Apagão e rádio portátil
Ontem, o futuro decidiu tirar um dia de folga. No auge do apagão nacional, com ecrãs pretos, routers calados e assistentes virtuais tão mudos quanto cúmplices, vi-me obrigado a desenterrar das profundezas de uma gaveta esquecida um artefacto lendário: o meu Grundig portátil, um hit boy a pilhas, sobrevivente estoico dos gloriosos anos 90.
Enquanto o país mergulhava no caos digital, fui salvo por aquele pequeno bastião da tecnologia analógica, que, com o seu som mono e chiado reconfortante, me dava as notícias com a solenidade de quem já viu de tudo. Foi irónico: num tempo em que carregamos o mundo no bolso, bastaram umas pilhas AA e uma antena esticada à antiga para me manter ligado ao mundo.

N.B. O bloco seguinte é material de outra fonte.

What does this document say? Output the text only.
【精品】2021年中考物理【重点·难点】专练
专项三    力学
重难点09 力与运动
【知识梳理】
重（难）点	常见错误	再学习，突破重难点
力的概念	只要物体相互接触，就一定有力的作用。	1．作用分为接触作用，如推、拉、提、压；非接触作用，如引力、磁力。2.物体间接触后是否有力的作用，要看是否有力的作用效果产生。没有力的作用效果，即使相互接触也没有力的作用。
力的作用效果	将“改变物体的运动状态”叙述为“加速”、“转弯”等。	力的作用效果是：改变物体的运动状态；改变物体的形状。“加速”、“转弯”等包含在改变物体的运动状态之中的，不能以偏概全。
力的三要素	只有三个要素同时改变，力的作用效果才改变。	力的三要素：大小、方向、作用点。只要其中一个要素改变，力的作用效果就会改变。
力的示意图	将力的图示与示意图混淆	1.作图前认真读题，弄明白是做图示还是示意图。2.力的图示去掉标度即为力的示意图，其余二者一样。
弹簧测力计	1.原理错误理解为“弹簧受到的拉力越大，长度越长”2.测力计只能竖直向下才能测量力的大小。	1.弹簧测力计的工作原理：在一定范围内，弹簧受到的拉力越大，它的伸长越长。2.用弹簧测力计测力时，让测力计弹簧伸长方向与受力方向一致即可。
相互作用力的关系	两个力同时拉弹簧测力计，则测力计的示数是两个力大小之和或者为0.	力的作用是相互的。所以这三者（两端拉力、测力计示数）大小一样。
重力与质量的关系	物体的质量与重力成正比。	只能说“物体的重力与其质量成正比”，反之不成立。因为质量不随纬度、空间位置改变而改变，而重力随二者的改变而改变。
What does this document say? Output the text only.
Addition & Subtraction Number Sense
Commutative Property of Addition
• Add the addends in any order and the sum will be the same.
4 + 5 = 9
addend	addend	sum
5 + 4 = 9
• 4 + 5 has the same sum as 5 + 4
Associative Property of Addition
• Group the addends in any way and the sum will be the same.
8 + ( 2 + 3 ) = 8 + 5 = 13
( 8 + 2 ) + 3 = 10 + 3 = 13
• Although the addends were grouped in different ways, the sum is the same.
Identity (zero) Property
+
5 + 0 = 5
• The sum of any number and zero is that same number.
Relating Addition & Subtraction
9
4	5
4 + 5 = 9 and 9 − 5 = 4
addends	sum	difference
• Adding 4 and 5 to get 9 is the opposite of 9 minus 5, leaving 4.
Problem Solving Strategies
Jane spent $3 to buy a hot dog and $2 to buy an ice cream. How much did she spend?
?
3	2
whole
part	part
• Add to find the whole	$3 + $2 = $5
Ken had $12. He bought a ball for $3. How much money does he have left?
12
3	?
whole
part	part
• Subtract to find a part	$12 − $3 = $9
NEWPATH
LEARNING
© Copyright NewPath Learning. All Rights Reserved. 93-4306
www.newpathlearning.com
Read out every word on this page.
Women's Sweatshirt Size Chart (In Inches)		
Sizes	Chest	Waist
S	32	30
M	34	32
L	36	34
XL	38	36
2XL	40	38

Lá fora, vizinhos trocavam olhares perdidos, à procura de sinal como se fossem peregrinos do século XXI. Eu, no entanto, herói involuntário da resistência analógica, escutava as novidades sentado à varanda, com o Grundig no colo, como quem segura o Santo Graal. Quem diria que, no fim, seria o passado a mostrar-nos o caminho?